Passenger & Cargo Vehicle Fuel
Methanol is an affordable substitute for gasoline and diesel in countries that are looking to transition away from fuels that result in high levels of air pollution.
Methanol’s efficient combustion, safety, ease of distribution and wide availability around the world make it an attractive alternative fuel for transportation. Methanol can be used as a transportation fuel in three ways:
Additives or fuel blends – Methanol is used to manufacture methyl tertiary-butyl ether (MTBE), a gasoline additive that reduces tailpipe air emissions, and to produce fuels like biodiesel which is a diesel alternative. By 2025, the average output of biodiesel and similar fuels is anticipated to increase by 30 per cent from 2019 levels. Methanol is also used in gasoline blends around the world at high volume percentages (50-100 per cent), mid (15-30 per cent) and low blends (3-5 per cent).
An early adopter, China has been using methanol and methanol blends since the 1980s. Both India and Denmark launched methanol-blend fuel stations in 2022, and other countries—including Israel, Germany, India, New Zealand, the U.K., and Italy—are at the assessment or near-commercial stage for low-level methanol fuel blending.
Fuel for passenger vehicles – In China, increasingly stringent air quality standards are supporting the adoption of methanol as a cleaner-burning vehicle fuel. By the end of 2022, approximately 110 M100 (100 per cent methanol fuel) filling stations were operating in China’s Shaanxi, Shanxi, Gansu and Guizhou provinces to service approximately 27,000 M100 taxis (running on 100 per cent methanol). There were also 1,000 methanol hybrid passenger cars built by the Geely Group operating in China. Collectively, this demand represents approximately 520,000 tonnes of methanol per year.
Fuel for heavy-duty vehicles – Methanol is a diesel substitute for heavy-duty vehicles. Commercial trucks are another emerging opportunity in China, with Geely developing the world’s first pure methanol combustion heavy-duty truck. As of 2022 there were 3,000 methanol heavy-duty trucks in operation in China. Geely has ambitions* to manufacture and market up to 30,000 such trucks by 2025, representing methanol demand of approximately 300,000 tonnes per year.
Cleaner-Burning Thermal Applications
Methanol can be used as a fuel for thermal applications, including industrial boilers, kilns, heating furnaces and cooking fuel. When used in thermal applications, it has significantly lower air emissions (NOx, SOx, and PM) than coal and other fossil fuels.
Industrial uses, heating and potential for power generation – Growing demand for methanol as an industrial boiler and kiln fuel has been driven largely by China, where industrial boilers are used extensively to generate heat and steam for various industrial applications and kilns. Industrial boilers have traditionally been coal-fueled in China. However, environmental regulations being phased in by the Chinese government are prompting a transition to cleaner burning fuels (including methanol) that can reduce impacts on local air quality and related human health. Chinese residential buildings, restaurants and homes are also using methanol as a lower air emission and affordable heating alternative to burning coal. Methanol is also being used in a demonstration power plant in Israel.
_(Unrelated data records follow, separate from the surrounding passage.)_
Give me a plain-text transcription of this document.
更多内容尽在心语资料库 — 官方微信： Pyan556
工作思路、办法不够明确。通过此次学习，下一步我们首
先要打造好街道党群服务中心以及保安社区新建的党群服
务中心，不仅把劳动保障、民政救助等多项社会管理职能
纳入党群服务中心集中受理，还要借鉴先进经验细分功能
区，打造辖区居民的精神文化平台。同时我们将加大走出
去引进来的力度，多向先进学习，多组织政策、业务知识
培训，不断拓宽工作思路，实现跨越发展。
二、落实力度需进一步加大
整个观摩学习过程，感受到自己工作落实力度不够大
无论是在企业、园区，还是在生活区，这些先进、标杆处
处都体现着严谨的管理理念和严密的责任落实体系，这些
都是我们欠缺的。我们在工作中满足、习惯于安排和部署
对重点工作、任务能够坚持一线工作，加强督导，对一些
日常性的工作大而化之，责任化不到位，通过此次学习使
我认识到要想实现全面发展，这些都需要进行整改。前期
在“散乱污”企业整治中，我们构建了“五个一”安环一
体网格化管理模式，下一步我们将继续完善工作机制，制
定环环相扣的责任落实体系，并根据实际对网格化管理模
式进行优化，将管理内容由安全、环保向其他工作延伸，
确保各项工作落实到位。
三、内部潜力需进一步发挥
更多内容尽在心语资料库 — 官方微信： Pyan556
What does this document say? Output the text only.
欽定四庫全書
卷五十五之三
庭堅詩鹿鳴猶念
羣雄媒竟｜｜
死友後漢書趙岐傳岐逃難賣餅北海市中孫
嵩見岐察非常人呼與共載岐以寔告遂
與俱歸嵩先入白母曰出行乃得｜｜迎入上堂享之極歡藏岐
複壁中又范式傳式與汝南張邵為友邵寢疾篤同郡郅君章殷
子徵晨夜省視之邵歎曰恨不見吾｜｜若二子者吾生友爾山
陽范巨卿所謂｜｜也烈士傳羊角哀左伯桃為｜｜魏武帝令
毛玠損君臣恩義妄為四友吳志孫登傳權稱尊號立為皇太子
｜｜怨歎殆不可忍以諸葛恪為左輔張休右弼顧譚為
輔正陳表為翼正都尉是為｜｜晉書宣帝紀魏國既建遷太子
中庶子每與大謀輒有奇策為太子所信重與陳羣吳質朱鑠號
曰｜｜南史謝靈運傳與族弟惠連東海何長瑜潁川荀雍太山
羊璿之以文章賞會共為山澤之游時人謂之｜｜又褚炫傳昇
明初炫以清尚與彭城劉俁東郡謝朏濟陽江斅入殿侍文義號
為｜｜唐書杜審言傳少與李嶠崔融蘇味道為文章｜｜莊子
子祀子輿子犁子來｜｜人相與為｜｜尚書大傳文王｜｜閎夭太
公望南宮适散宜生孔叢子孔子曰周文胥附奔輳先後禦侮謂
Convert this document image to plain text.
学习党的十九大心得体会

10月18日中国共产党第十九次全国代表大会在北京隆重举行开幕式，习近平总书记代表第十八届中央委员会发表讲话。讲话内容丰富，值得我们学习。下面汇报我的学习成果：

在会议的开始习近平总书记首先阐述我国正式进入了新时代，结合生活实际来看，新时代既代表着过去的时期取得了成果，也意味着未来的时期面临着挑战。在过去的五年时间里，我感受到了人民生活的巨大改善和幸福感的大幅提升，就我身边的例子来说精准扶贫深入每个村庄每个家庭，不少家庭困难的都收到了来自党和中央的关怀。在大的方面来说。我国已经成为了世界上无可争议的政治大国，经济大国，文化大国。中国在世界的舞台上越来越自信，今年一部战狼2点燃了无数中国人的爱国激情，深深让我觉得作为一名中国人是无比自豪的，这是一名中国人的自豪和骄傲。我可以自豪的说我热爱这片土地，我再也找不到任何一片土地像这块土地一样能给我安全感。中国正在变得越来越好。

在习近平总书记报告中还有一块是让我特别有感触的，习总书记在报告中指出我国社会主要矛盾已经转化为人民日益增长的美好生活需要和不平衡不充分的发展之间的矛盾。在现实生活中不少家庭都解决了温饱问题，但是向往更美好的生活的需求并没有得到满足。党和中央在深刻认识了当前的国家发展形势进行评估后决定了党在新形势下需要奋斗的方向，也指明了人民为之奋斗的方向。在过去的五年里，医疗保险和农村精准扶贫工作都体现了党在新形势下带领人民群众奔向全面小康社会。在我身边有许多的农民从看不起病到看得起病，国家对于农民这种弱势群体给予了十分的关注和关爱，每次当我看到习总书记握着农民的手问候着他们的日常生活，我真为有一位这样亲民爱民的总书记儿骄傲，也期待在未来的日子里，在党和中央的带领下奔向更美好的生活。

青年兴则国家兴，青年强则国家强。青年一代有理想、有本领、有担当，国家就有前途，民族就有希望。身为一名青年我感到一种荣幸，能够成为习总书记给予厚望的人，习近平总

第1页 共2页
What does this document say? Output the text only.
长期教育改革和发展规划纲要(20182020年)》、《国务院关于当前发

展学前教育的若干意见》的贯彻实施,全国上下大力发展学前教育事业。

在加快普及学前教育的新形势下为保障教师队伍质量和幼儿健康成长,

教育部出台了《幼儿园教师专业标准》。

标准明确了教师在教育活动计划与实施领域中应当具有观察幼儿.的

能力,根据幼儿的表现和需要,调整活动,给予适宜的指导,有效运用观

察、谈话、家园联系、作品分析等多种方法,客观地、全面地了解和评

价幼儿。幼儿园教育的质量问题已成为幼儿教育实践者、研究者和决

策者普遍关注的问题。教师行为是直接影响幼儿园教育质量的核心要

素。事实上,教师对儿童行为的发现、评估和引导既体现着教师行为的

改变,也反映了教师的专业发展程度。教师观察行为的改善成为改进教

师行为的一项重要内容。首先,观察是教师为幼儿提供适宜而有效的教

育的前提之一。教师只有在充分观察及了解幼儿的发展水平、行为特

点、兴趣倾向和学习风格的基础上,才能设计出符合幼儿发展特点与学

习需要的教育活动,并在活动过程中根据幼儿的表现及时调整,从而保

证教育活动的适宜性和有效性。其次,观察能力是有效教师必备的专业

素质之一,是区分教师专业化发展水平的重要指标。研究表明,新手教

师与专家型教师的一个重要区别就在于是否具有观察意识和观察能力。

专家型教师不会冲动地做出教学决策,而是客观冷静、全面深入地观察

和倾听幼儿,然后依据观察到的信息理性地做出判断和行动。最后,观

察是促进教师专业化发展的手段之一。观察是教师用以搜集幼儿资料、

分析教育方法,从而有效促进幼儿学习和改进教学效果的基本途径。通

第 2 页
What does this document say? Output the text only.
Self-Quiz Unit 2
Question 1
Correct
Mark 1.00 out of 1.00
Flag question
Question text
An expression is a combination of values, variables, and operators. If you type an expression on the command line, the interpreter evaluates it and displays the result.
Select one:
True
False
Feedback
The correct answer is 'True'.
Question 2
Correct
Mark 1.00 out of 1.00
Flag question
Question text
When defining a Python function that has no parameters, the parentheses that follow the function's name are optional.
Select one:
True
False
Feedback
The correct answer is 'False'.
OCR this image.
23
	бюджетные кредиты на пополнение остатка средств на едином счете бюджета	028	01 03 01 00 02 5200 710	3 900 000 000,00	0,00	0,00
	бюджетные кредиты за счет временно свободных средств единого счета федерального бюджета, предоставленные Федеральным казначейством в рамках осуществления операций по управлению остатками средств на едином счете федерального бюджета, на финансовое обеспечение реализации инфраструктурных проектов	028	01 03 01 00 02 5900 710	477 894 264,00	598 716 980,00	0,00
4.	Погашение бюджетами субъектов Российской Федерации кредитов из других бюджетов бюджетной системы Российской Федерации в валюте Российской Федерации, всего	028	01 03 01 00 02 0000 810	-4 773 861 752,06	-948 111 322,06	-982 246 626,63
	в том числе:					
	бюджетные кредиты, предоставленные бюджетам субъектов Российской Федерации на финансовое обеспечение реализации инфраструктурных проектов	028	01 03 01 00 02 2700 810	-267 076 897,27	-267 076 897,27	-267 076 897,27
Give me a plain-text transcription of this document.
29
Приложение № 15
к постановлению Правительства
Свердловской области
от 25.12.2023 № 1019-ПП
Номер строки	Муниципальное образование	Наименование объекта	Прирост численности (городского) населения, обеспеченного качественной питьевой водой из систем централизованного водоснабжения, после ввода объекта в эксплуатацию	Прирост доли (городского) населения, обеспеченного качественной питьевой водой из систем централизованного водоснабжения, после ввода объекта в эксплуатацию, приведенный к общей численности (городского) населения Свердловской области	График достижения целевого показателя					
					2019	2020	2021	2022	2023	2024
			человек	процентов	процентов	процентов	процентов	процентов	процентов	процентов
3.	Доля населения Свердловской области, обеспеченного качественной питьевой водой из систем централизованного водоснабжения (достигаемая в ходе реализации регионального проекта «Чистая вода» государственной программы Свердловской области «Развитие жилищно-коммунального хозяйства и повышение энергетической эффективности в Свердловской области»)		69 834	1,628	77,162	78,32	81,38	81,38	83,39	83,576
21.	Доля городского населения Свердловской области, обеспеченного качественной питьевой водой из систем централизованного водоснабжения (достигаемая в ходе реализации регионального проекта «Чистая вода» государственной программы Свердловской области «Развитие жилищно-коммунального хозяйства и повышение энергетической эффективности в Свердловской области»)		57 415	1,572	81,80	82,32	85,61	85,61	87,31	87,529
Cooking fuel – Methanol has been used as a cleaner-burning cooking fuel in Africa, China and India for the past two decades. A 2020 study by China Association of Alcohol and Ether Clean Fuel and Automobiles found that more than half of China’s use of methanol as energy (excluding MTBE and MTO) is as cooking fuel. With 2.6 billion people around the globe relying on solid biomass, kerosene or coal as their primary cooking fuel, methanol could play a role in scaling access to cleaner cooking fuels.
Methanex recently worked with industry partners to draft a group standard for cooking fuel, which was officially published by China Association of Rural Energy Industry (CAREI) in November 2021. The standard, implemented in January 2022, is used by local governments to supervise the use of methanol-fueled cooking stoves.